Knowing what we know, the Phoenix Suns should not have traded Josh Jackson for Kyrie Irving
By Adam Maynes
The Phoenix Suns made a mistake by not trading Josh Jackson for Kyrie Irving. However, even that mistake would have paled in comparison to the biggest mistake of Ryan McDonough’s tenure as General Manager.
The Valley of the Suns twitter account suddenly blew up following the trade of Josh Jackson to Memphis (similarly, so did John Gambadoro’s), with people retweeting and sarcastically commenting about a poll I ran over one year ago asking if fans were happy that Phoenix hadn’t traded Josh Jackson for Kyrie Irving (Jackson was coming off of a phenomenal second half of his rookie season and Irving had just had knee surgery for the third time).
Of course to online trolls, context is never taken into consideration and therefore the dozens upon dozens of people who somehow stumbled onto that poll (or had it favorited for some reason), brought that tweet back to life like a mad scientist reviving a dead loved one.
The modern argument was often that the Phoenix Suns should have traded the fourth overall pick (which would become Josh Jackson) in a package to the Cleveland Cavaliers for Kyrie Irving.
The truth though, is no they shouldn’t have.
Yes, Kyrie Irving is a very good point guard, and at the time, just 25-years-old.
However, he is still a cancer in every locker room he has been in, and there is the over-whelming likelihood that he would have jumped the Suns’ ship this offseason leaving Phoenix on dry land without a captain, just as it did in Boston.

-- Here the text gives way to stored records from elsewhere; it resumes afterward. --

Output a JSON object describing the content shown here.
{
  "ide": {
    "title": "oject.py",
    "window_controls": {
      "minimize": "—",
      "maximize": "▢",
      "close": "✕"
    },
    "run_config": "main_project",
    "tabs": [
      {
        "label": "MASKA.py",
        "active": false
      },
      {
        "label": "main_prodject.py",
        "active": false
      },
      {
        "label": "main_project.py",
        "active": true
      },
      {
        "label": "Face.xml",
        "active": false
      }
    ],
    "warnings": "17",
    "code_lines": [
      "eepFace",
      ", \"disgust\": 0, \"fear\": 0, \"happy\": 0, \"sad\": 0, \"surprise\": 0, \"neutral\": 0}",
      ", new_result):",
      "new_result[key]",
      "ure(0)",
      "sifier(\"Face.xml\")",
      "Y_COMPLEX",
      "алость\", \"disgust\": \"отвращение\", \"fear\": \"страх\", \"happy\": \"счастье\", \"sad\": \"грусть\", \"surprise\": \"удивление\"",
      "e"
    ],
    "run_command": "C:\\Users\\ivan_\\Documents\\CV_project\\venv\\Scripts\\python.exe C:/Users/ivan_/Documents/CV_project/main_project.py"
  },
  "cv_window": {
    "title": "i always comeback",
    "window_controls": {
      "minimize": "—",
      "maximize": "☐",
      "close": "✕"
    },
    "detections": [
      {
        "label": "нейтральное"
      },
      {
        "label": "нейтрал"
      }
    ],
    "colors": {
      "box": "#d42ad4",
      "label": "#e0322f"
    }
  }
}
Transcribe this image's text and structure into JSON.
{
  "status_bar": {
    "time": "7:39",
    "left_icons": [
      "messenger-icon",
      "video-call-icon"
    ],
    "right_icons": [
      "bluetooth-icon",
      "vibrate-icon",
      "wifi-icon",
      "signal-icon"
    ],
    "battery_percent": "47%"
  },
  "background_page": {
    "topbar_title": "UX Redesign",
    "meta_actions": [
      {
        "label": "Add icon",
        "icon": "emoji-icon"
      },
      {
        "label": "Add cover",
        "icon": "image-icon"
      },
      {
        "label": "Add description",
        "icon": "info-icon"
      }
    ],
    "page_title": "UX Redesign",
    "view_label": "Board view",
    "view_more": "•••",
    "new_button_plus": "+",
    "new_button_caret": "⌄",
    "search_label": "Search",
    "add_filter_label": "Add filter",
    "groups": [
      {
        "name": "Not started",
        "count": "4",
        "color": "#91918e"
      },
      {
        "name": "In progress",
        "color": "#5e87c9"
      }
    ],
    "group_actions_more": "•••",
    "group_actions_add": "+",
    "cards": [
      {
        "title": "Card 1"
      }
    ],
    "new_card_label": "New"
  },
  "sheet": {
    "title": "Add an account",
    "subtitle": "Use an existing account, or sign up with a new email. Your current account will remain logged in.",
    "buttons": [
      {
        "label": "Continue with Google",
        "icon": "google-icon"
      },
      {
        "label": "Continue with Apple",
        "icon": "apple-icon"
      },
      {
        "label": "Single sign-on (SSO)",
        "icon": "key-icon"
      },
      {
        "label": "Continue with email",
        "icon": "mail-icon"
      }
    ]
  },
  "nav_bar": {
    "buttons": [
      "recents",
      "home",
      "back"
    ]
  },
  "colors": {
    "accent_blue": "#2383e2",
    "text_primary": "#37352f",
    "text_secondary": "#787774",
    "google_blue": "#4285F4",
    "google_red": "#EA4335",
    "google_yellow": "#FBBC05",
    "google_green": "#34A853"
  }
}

Thus, the Suns would have entered the summer of 2019 the way Danny Ainge and the Celtics did, totally aware that they had wasted a number of young assets to acquire Kyrie in 2017 and neither a championship nor a superstar player for the future to make up for the loss (yes, Boston did sign Kemba Walker, but that was a flukish stroke of luck).
That was the reason the Suns balked at the offer then, and why (even though Josh Jackson most certainly did not work out) they were right in that assessment.
And yet he was still wrong.
The 2017 draft was overflowing with top-flight talent, some that is already even bordering on transcendent, and almost all of whom were selected after Phoenix drafted at four.
Wasn’t Ryan McDonough supposed to be a very good scout of college and international talent? Wasn’t his drafting ability supposed to be so good that the team actually could rebuild with a long-term vision and not go after major trades such as Kyrie or anchor down cap space with large free agent contracts?
Isn’t that exactly what the fan-base was sold on when he was hired: that the plan was to go young and there was no better judge of talent than McDonough available to the franchise (he had, after all, been a protege of Ainge in Boston where their drafting of players was well above average)?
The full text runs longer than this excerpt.